By DPA,
Trechtingshausen (Germany) : When a referee at the World Cup in South Africa shows a delinquent a disciplinary card on the pitch, Winfried Baaser will have reason to feel proud.
Baaser’s company, B+d Allzweck Sportartikel, based in the town of Trechtingshausen in the German state of Rhineland-Palatinate, is the supplier of referee equipment for the tournament.
Aside from the bright yellow and red cards, the equipment includes whistles and match notepads.
The cards have rounded corners, a detail that is important. “Imagine a referee wanting to show a player a card after a foul, and a sharp corner gets snared in his pocket,” remarked Baaser, 67, a former linesman in Germany’s Bundesliga.

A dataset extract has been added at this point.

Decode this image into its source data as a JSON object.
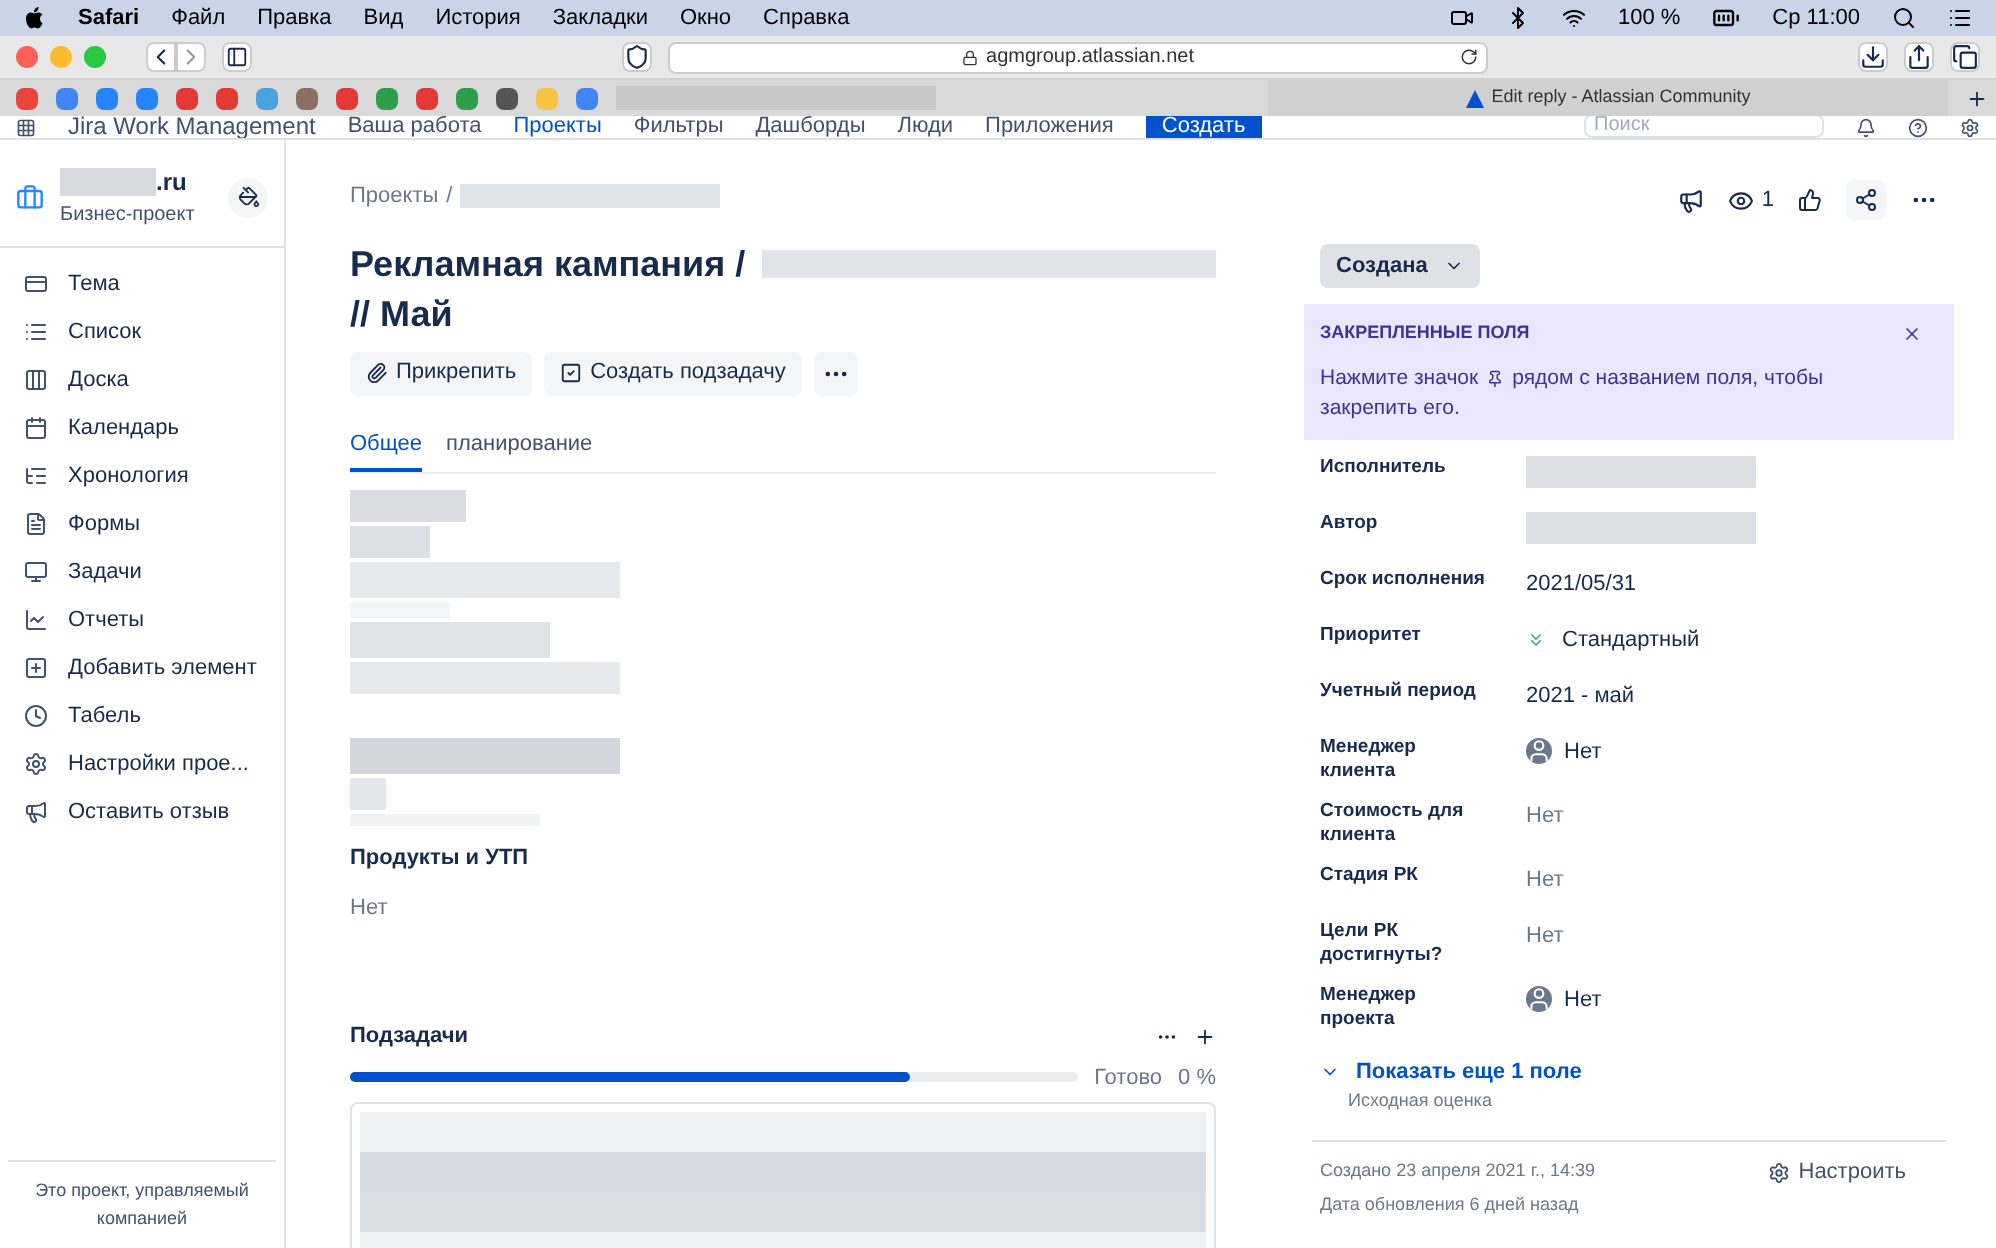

“That’s terrible – a very embarrassing situation,” he said, adding that the referee’s authority was at stake at such moments.
Baaser’s company has supplied large amounts of equipment for world and European football championships since 1978. For the 2006 World Cup in Germany, it supplied not only referee equipment but almost everything the football matches required, for example goals, corner flags and substitutes’ benches.
The company has annual revenues of some 10 million euros ($11.9) and more than 30 employees. Its biggest seller remains the “original” referee set, including disciplinary cards, whistles, stud testers, writing instruments and even a coin for the coin toss to decide which team attacks which goal.
Baaser came up with the idea for the company after forgetting his equipment for a cup tie in the 1970s. The company sold some 30,000 sets in its first year. Today it sells about 15,000 annually. “Pent-up demand was enormous back then,” he said.
B+d Allzweck Sportartikel is currently working on an innovation: an electronic match report pad complete with recording device so that referees no longer need to note anything down. This, Baaser noted, would shorten interruptions of play.